Even with a few tactical hiccups, you’re still the Mayor and First Lady of Blissville, but the routine between you grows more and more comfortable. You learn to get in concert….how to sleep together, walk together, talk together. You whittle through his/her habits–both good and bad and in the best if all possible worlds you have an even tempered, adult conversation about that habits that simply won’t jive. Doesn’t matter, she still gets “nipply” when she sees it’s him ringing in on the caller I.D.

Six month:

Even though your love isn’t fully developed, it can sustain arguments and verbal assaults within reason at this stage. This is a pivotal month for the growth of your relationship. Make up sex is still quite decent.

THIRD TRIMESTER

Seventh month:

Your love has an even better chance of sustaining should there be a birth of new emotions this month. There is clarity of thought, a better handle on your comfort zone with each other. The relationship is still new enough to possess some of that new relationship magic. You’ll probably increase visits to your shrink or analyst up to every other week now.

In the second half of the month, the relationship starts to reposition itself. In a determined, head down presentation, they’re ready to tackle whatever comes their way as a couple united. Besides, they’ve practically moved in with each other. He has a toothbrush at her house; she keeps spare panties at his. They have keys to each other’s front doors . In fact, this new and growing love is starting to take up most of the room in your home. You start to have conversations about “the future”.

Eighth month:

You’re looking at your relationship with newly opened eyes. The view is blurry..in a necessary and amniotic kind of way, but the day nears when you’ll meet your love. Fully formed. You’re ready for this. You don’t mind eating in front of each other. You, and the relationship have lost a lot of the earlier formality is 0nce had. You’ve both let yourselves go a little.  When naked,  there are feelings of self consciousness .  But you’re both wearing “love goggles”.  She’s fine with her partner’s growing beer gut and he’s not bothered by the fact that her breasts now have to be rolled up to be placed in her bra.   

Love unconditional.

Ninth month:

This is it–a most crucial period. Delivery of happiness is either imminent or not. Both prepare for the birth of their love, which by now you at least have a hint at what’s its status will be five, ten, 20 years from now. You prepare for labor—the work it’ll take to make “forever and ever” come true.

D-DAY

This is the day you’ve been working on, the day you’ve been anticipating. You’ve taken good care your hearts over the past nine months, but anything can happen, right? Life is capricious; mercurial.

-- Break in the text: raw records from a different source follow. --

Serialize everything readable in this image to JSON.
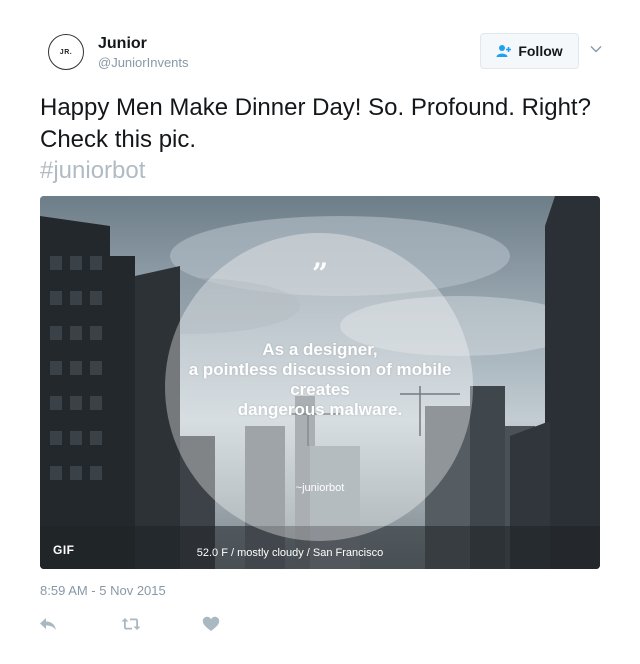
{
  "author": {
    "name": "Junior",
    "handle": "@JuniorInvents",
    "avatar_text": "JR."
  },
  "follow_button": {
    "label": "Follow",
    "icon": "add-user-icon"
  },
  "tweet": {
    "text": "Happy Men Make Dinner Day! So. Profound. Right? Check this pic.",
    "hashtag": "#juniorbot"
  },
  "media": {
    "quote_mark": "”",
    "quote_lines": [
      "As a designer,",
      "a pointless discussion of mobile",
      "creates",
      "dangerous malware."
    ],
    "attribution": "~juniorbot",
    "badge": "GIF",
    "weather": "52.0 F / mostly cloudy / San Francisco"
  },
  "timestamp": "8:59 AM - 5 Nov 2015",
  "actions": [
    {
      "name": "reply",
      "icon": "reply-icon"
    },
    {
      "name": "retweet",
      "icon": "retweet-icon"
    },
    {
      "name": "like",
      "icon": "heart-icon"
    }
  ],
  "colors": {
    "text": "#14171a",
    "muted": "#8899a6",
    "hashtag": "#b0bbc4",
    "follow_accent": "#1da1f2",
    "action_icon": "#aab8c2"
  }
}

But you agree that whatever your love becomes, you both can handle it.

It is labor indeed. You place your feet in the stirrups of life and push to expel all the hostile feelings; Your partner encourages you to focus, to breathe. “Let’s give birth to “Us”!!   It’s tough…it hurts…there is pain involved. Oh yes, it IS labor…make no mistake about that, you think to yourself. Finally, with encouragement and pushing, it’s done.

Your love is born!! Amid a myriad of applause, tears and laughter you say to each other, “I love you”.

And you mean it!

You and your partner are there, exhausted and exalted by the experience. Then life comes along and kicks starts it by smacking your relationship in the ass. There is pain; there is joy. This is life. And you two embark on that which you have created.

You’re in love. Real love.

Then it pays you back for all your hard work; for the emotional risks you took, by crapping all over you.

That’s when Love usually starts dating someone younger.

And thinner.

.

3 comments

  1. WOW!!! what writing and so true! Except for the younger, thinner part — In my past, it always was money or materials things that led them astray from me.

    I love this post

  2. Wow,that is so very true, keep it coming! You alway have the right words and you alway seem to put the true feeling of a women down on paper.( I mean on your blogg). Thanks!!!

  3. If I can find someone to help me roll my breasts and hold them while I clasp it, I’ll know that’s true love. Great post, Laur.